Question

PLEASE ANSWER HELP!!! PLEASE ANSWER BOTH PARTS

1) A charged particle moves with velocity 1.5 km/s making angle 50° with the external magnetic field of magnitude of 0.6 T (see figure below). The field exerts the 3.5 N force on the charge. The direction of the force is out of the page/screen. What is the magnitude and sign of the charge?

The magnetic force would be zero if:
Х 50° В

1. v was parallel to the field;
2. v was directed out of page;
3. v was directed into the page
4. v=0;
5. A and D;
6. B and C

2)

1. A wire of 0 m length carries the current I₁ = 25 A. Another wire of the same length, parallel to the first one carries the current I₂ = 15 A. As a result, the wires attract each other with the force F = 5 mN. What is the distance between the wires? Are the currents of the same or opposite directions?

What of the following statements is/are correct?

1. The current in one wire create electric field, which excerts a force on the second wire with the current;
2. The current in one wire create magnetic field, which excerts a force on the second wire with the current;
3. The force between the wires is inverse-proportional to the distance between wires;
4. The force between the wires is inverse-proportional to the squared distance between wires;
5. A and D;
6. B and C.

Answer 1

1) From the right hand thumb rule you can see that the cross product vector of (v x B) is into the page/screen. To make it out of the screen the charge has to be of negative sign.

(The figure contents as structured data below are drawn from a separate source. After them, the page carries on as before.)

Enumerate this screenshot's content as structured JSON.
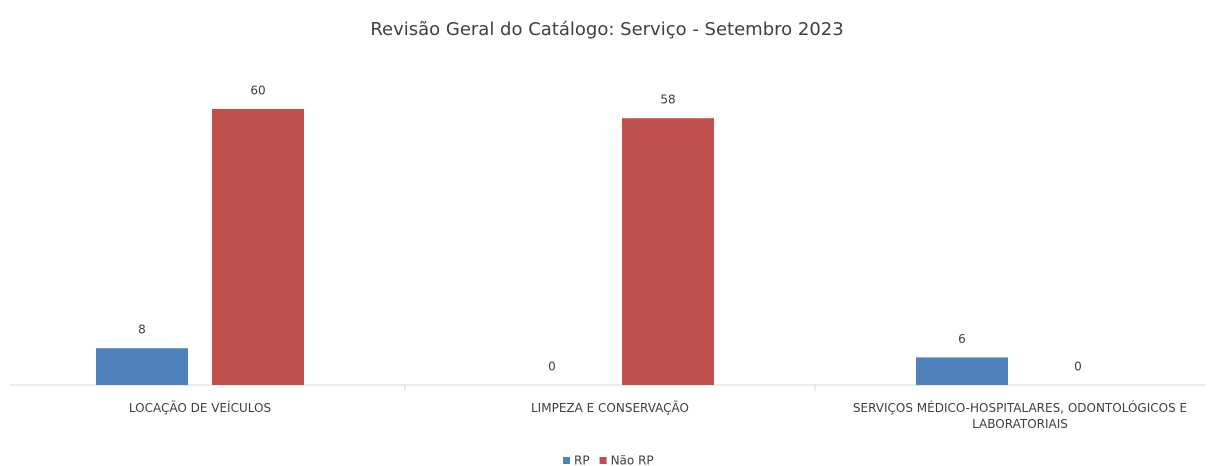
{
  "chart_data": {
    "type": "bar",
    "title": "Revisão Geral do Catálogo: Serviço - Setembro 2023",
    "categories": [
      "LOCAÇÃO DE VEÍCULOS",
      "LIMPEZA E CONSERVAÇÃO",
      "SERVIÇOS MÉDICO-HOSPITALARES, ODONTOLÓGICOS E LABORATORIAIS"
    ],
    "series": [
      {
        "name": "RP",
        "color": "#4f81bd",
        "values": [
          8,
          0,
          6
        ]
      },
      {
        "name": "Não RP",
        "color": "#c0504d",
        "values": [
          60,
          58,
          0
        ]
      }
    ],
    "legend": "bottom"
  }
}
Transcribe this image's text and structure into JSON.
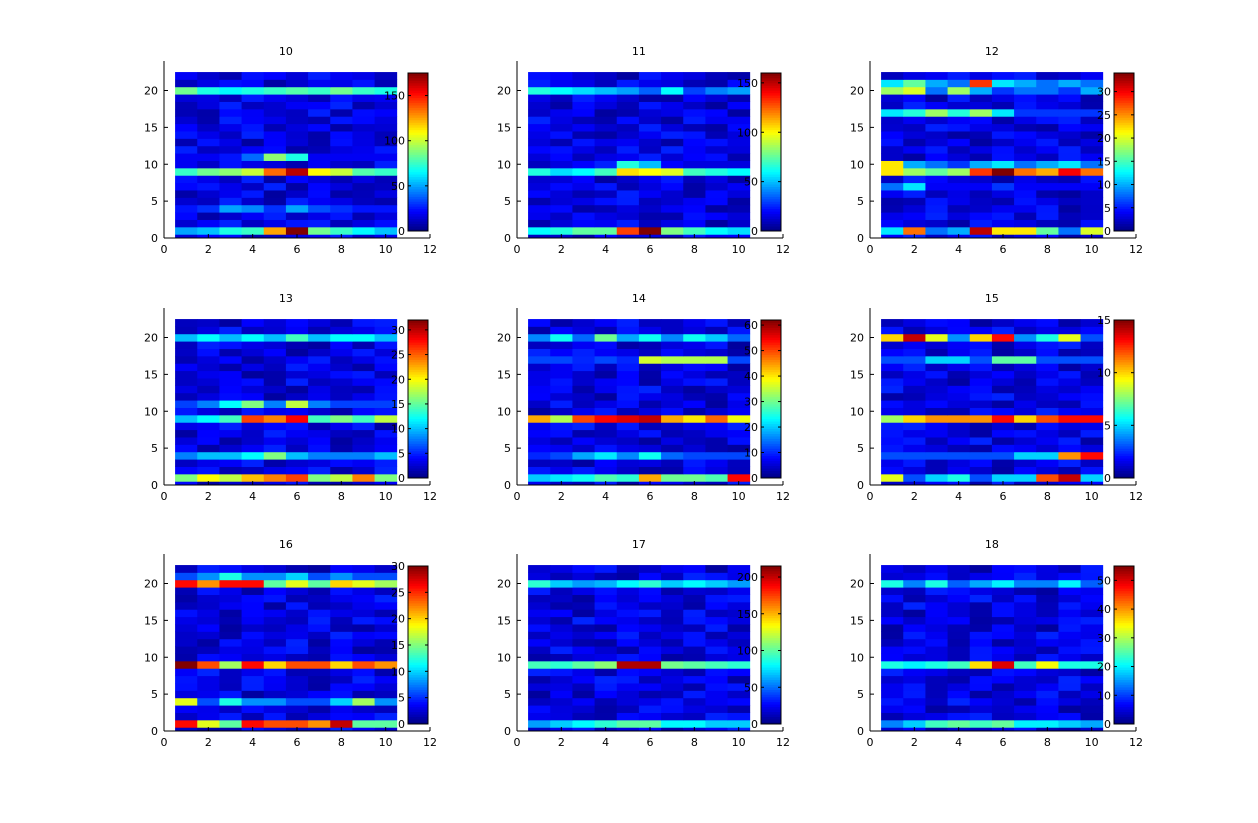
{
  "figure": {
    "layout": {
      "rows": 3,
      "cols": 3
    },
    "colormap": "jet"
  },
  "chart_data": [
    {
      "type": "heatmap",
      "title": "10",
      "x_ticks": [
        0,
        2,
        4,
        6,
        8,
        10,
        12
      ],
      "y_ticks": [
        0,
        5,
        10,
        15,
        20
      ],
      "xlim": [
        0,
        12
      ],
      "ylim": [
        0,
        24
      ],
      "x_range": [
        0.5,
        10.5
      ],
      "y_range": [
        0,
        22.5
      ],
      "colorbar": {
        "min": 0,
        "max": 175,
        "ticks": [
          0,
          50,
          100,
          150
        ],
        "labels": [
          "0",
          "50",
          "100",
          "150"
        ]
      },
      "notable_rows": [
        {
          "y": 20,
          "values": [
            85,
            70,
            65,
            70,
            75,
            80,
            75,
            85,
            75,
            70
          ]
        },
        {
          "y": 11,
          "values": [
            20,
            20,
            25,
            40,
            90,
            70,
            20,
            20,
            20,
            20
          ]
        },
        {
          "y": 9,
          "values": [
            75,
            85,
            90,
            100,
            135,
            165,
            110,
            100,
            80,
            75
          ]
        },
        {
          "y": 4,
          "values": [
            25,
            30,
            50,
            45,
            30,
            50,
            35,
            30,
            25,
            25
          ]
        },
        {
          "y": 1,
          "values": [
            50,
            55,
            70,
            75,
            125,
            175,
            85,
            75,
            65,
            55
          ]
        }
      ]
    },
    {
      "type": "heatmap",
      "title": "11",
      "x_ticks": [
        0,
        2,
        4,
        6,
        8,
        10,
        12
      ],
      "y_ticks": [
        0,
        5,
        10,
        15,
        20
      ],
      "xlim": [
        0,
        12
      ],
      "ylim": [
        0,
        24
      ],
      "x_range": [
        0.5,
        10.5
      ],
      "y_range": [
        0,
        22.5
      ],
      "colorbar": {
        "min": 0,
        "max": 160,
        "ticks": [
          0,
          50,
          100,
          150
        ],
        "labels": [
          "0",
          "50",
          "100",
          "150"
        ]
      },
      "notable_rows": [
        {
          "y": 20,
          "values": [
            65,
            60,
            55,
            50,
            45,
            35,
            60,
            30,
            40,
            45
          ]
        },
        {
          "y": 10,
          "values": [
            10,
            15,
            20,
            25,
            65,
            50,
            20,
            15,
            15,
            15
          ]
        },
        {
          "y": 9,
          "values": [
            65,
            55,
            60,
            70,
            105,
            100,
            95,
            70,
            65,
            60
          ]
        },
        {
          "y": 1,
          "values": [
            60,
            65,
            75,
            75,
            130,
            160,
            80,
            70,
            60,
            55
          ]
        }
      ]
    },
    {
      "type": "heatmap",
      "title": "12",
      "x_ticks": [
        0,
        2,
        4,
        6,
        8,
        10,
        12
      ],
      "y_ticks": [
        0,
        5,
        10,
        15,
        20
      ],
      "xlim": [
        0,
        12
      ],
      "ylim": [
        0,
        24
      ],
      "x_range": [
        0.5,
        10.5
      ],
      "y_range": [
        0,
        22.5
      ],
      "colorbar": {
        "min": 0,
        "max": 34,
        "ticks": [
          0,
          5,
          10,
          15,
          20,
          25,
          30
        ],
        "labels": [
          "0",
          "5",
          "10",
          "15",
          "20",
          "25",
          "30"
        ]
      },
      "notable_rows": [
        {
          "y": 21,
          "values": [
            12,
            16,
            10,
            8,
            28,
            12,
            10,
            8,
            10,
            8
          ]
        },
        {
          "y": 20,
          "values": [
            18,
            20,
            8,
            18,
            10,
            6,
            8,
            8,
            6,
            10
          ]
        },
        {
          "y": 17,
          "values": [
            12,
            14,
            18,
            14,
            18,
            12,
            6,
            6,
            6,
            6
          ]
        },
        {
          "y": 10,
          "values": [
            22,
            10,
            8,
            6,
            10,
            12,
            8,
            10,
            12,
            8
          ]
        },
        {
          "y": 9,
          "values": [
            22,
            18,
            16,
            18,
            28,
            34,
            26,
            24,
            30,
            26
          ]
        },
        {
          "y": 7,
          "values": [
            8,
            12,
            4,
            4,
            4,
            6,
            4,
            4,
            4,
            4
          ]
        },
        {
          "y": 1,
          "values": [
            12,
            26,
            8,
            10,
            32,
            22,
            22,
            16,
            8,
            20
          ]
        }
      ]
    },
    {
      "type": "heatmap",
      "title": "13",
      "x_ticks": [
        0,
        2,
        4,
        6,
        8,
        10,
        12
      ],
      "y_ticks": [
        0,
        5,
        10,
        15,
        20
      ],
      "xlim": [
        0,
        12
      ],
      "ylim": [
        0,
        24
      ],
      "x_range": [
        0.5,
        10.5
      ],
      "y_range": [
        0,
        22.5
      ],
      "colorbar": {
        "min": 0,
        "max": 32,
        "ticks": [
          0,
          5,
          10,
          15,
          20,
          25,
          30
        ],
        "labels": [
          "0",
          "5",
          "10",
          "15",
          "20",
          "25",
          "30"
        ]
      },
      "notable_rows": [
        {
          "y": 20,
          "values": [
            10,
            12,
            10,
            12,
            10,
            14,
            10,
            12,
            12,
            10
          ]
        },
        {
          "y": 11,
          "values": [
            6,
            8,
            12,
            16,
            8,
            18,
            8,
            6,
            6,
            6
          ]
        },
        {
          "y": 9,
          "values": [
            10,
            12,
            14,
            26,
            24,
            28,
            14,
            16,
            14,
            18
          ]
        },
        {
          "y": 4,
          "values": [
            8,
            10,
            10,
            12,
            16,
            10,
            8,
            8,
            8,
            10
          ]
        },
        {
          "y": 1,
          "values": [
            16,
            20,
            18,
            22,
            24,
            26,
            16,
            18,
            24,
            16
          ]
        }
      ]
    },
    {
      "type": "heatmap",
      "title": "14",
      "x_ticks": [
        0,
        2,
        4,
        6,
        8,
        10,
        12
      ],
      "y_ticks": [
        0,
        5,
        10,
        15,
        20
      ],
      "xlim": [
        0,
        12
      ],
      "ylim": [
        0,
        24
      ],
      "x_range": [
        0.5,
        10.5
      ],
      "y_range": [
        0,
        22.5
      ],
      "colorbar": {
        "min": 0,
        "max": 62,
        "ticks": [
          0,
          10,
          20,
          30,
          40,
          50,
          60
        ],
        "labels": [
          "0",
          "10",
          "20",
          "30",
          "40",
          "50",
          "60"
        ]
      },
      "notable_rows": [
        {
          "y": 20,
          "values": [
            16,
            24,
            14,
            30,
            18,
            24,
            16,
            24,
            20,
            14
          ]
        },
        {
          "y": 17,
          "values": [
            12,
            12,
            10,
            12,
            10,
            36,
            34,
            34,
            34,
            12
          ]
        },
        {
          "y": 9,
          "values": [
            44,
            34,
            50,
            54,
            56,
            58,
            44,
            40,
            48,
            38
          ]
        },
        {
          "y": 4,
          "values": [
            10,
            12,
            18,
            22,
            16,
            24,
            14,
            12,
            12,
            12
          ]
        },
        {
          "y": 1,
          "values": [
            20,
            22,
            24,
            28,
            26,
            44,
            30,
            30,
            28,
            54
          ]
        }
      ]
    },
    {
      "type": "heatmap",
      "title": "15",
      "x_ticks": [
        0,
        2,
        4,
        6,
        8,
        10,
        12
      ],
      "y_ticks": [
        0,
        5,
        10,
        15,
        20
      ],
      "xlim": [
        0,
        12
      ],
      "ylim": [
        0,
        24
      ],
      "x_range": [
        0.5,
        10.5
      ],
      "y_range": [
        0,
        22.5
      ],
      "colorbar": {
        "min": 0,
        "max": 15,
        "ticks": [
          0,
          5,
          10,
          15
        ],
        "labels": [
          "0",
          "5",
          "10",
          "15"
        ]
      },
      "notable_rows": [
        {
          "y": 20,
          "values": [
            10,
            14,
            9,
            4,
            10,
            13,
            4,
            6,
            9,
            3
          ]
        },
        {
          "y": 17,
          "values": [
            3,
            3,
            5,
            5,
            3,
            7,
            7,
            3,
            3,
            3
          ]
        },
        {
          "y": 9,
          "values": [
            8,
            10,
            11,
            11,
            11,
            13,
            10,
            12,
            13,
            13
          ]
        },
        {
          "y": 4,
          "values": [
            3,
            3,
            3,
            3,
            3,
            3,
            5,
            5,
            11,
            13
          ]
        },
        {
          "y": 1,
          "values": [
            9,
            3,
            5,
            6,
            3,
            5,
            5,
            12,
            14,
            5
          ]
        }
      ]
    },
    {
      "type": "heatmap",
      "title": "16",
      "x_ticks": [
        0,
        2,
        4,
        6,
        8,
        10,
        12
      ],
      "y_ticks": [
        0,
        5,
        10,
        15,
        20
      ],
      "xlim": [
        0,
        12
      ],
      "ylim": [
        0,
        24
      ],
      "x_range": [
        0.5,
        10.5
      ],
      "y_range": [
        0,
        22.5
      ],
      "colorbar": {
        "min": 0,
        "max": 30,
        "ticks": [
          0,
          5,
          10,
          15,
          20,
          25,
          30
        ],
        "labels": [
          "0",
          "5",
          "10",
          "15",
          "20",
          "25",
          "30"
        ]
      },
      "notable_rows": [
        {
          "y": 21,
          "values": [
            6,
            8,
            12,
            8,
            8,
            10,
            6,
            8,
            6,
            6
          ]
        },
        {
          "y": 20,
          "values": [
            26,
            22,
            26,
            26,
            14,
            18,
            14,
            20,
            18,
            16
          ]
        },
        {
          "y": 9,
          "values": [
            30,
            24,
            16,
            26,
            20,
            24,
            24,
            20,
            24,
            22
          ]
        },
        {
          "y": 4,
          "values": [
            18,
            6,
            12,
            8,
            8,
            6,
            6,
            10,
            16,
            8
          ]
        },
        {
          "y": 1,
          "values": [
            26,
            18,
            14,
            26,
            24,
            24,
            22,
            28,
            14,
            14
          ]
        }
      ]
    },
    {
      "type": "heatmap",
      "title": "17",
      "x_ticks": [
        0,
        2,
        4,
        6,
        8,
        10,
        12
      ],
      "y_ticks": [
        0,
        5,
        10,
        15,
        20
      ],
      "xlim": [
        0,
        12
      ],
      "ylim": [
        0,
        24
      ],
      "x_range": [
        0.5,
        10.5
      ],
      "y_range": [
        0,
        22.5
      ],
      "colorbar": {
        "min": 0,
        "max": 215,
        "ticks": [
          0,
          50,
          100,
          150,
          200
        ],
        "labels": [
          "0",
          "50",
          "100",
          "150",
          "200"
        ]
      },
      "notable_rows": [
        {
          "y": 20,
          "values": [
            90,
            70,
            60,
            65,
            80,
            90,
            70,
            80,
            70,
            60
          ]
        },
        {
          "y": 9,
          "values": [
            95,
            90,
            100,
            110,
            205,
            205,
            105,
            100,
            95,
            90
          ]
        },
        {
          "y": 1,
          "values": [
            60,
            70,
            80,
            90,
            100,
            100,
            80,
            80,
            70,
            70
          ]
        }
      ]
    },
    {
      "type": "heatmap",
      "title": "18",
      "x_ticks": [
        0,
        2,
        4,
        6,
        8,
        10,
        12
      ],
      "y_ticks": [
        0,
        5,
        10,
        15,
        20
      ],
      "xlim": [
        0,
        12
      ],
      "ylim": [
        0,
        24
      ],
      "x_range": [
        0.5,
        10.5
      ],
      "y_range": [
        0,
        22.5
      ],
      "colorbar": {
        "min": 0,
        "max": 55,
        "ticks": [
          0,
          10,
          20,
          30,
          40,
          50
        ],
        "labels": [
          "0",
          "10",
          "20",
          "30",
          "40",
          "50"
        ]
      },
      "notable_rows": [
        {
          "y": 20,
          "values": [
            22,
            14,
            22,
            12,
            16,
            20,
            14,
            14,
            20,
            12
          ]
        },
        {
          "y": 9,
          "values": [
            22,
            20,
            22,
            24,
            36,
            50,
            24,
            34,
            22,
            22
          ]
        },
        {
          "y": 1,
          "values": [
            14,
            18,
            24,
            26,
            24,
            26,
            20,
            20,
            18,
            16
          ]
        }
      ]
    }
  ]
}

Now the magnitude of the force can be given as

|F| = |qvBsin50|

=> 3.5N = q x 1500m/s x 0.6T x sin50

=> q = 5.0766 mC

Since the magnetic force is given as F = q( v x B)

thus if v is parallel to B (v || B ) then v x B = 0 as angle between them is 0 or 180.

which makes the magnetic force F as 0.

Now if v = 0 then you can clearly see force F = 0

Thus, option E) is correct.

2) I think you missed the length of wire though to mention assume it to be L, Now the magnetic force applied by any wire will be

B = $\mu_o$ I/2$\pi$d

Now assuming the first is producing the magnetic field such that it is pulling the second wire towards itself so, we write that force on it will be

F = I₂LB₁

=> F = $\mu_o$ I₁I₂L/2$\pi$d

equating this to the force given we have;

=> 5 x 10^-3 N = 2 x 10^-7 x 25A x 15A x L/d

=> d = 0.015L

Now i don't think L will be 0m that makes no sense of this question, so please check it and use it in the above equation to obtain the value of d which will be the answer for the distance.

Since the wires are attracting each other by right hand thumb rule you can see that both wires have to carry current in same direction in order to attract each other.

Well, the current in one wire creates a magnetic field which exerts a forceon the second wire with the current and that is inversely proportional to the distance between them as can be seen from the equation above.

So option F will be correct.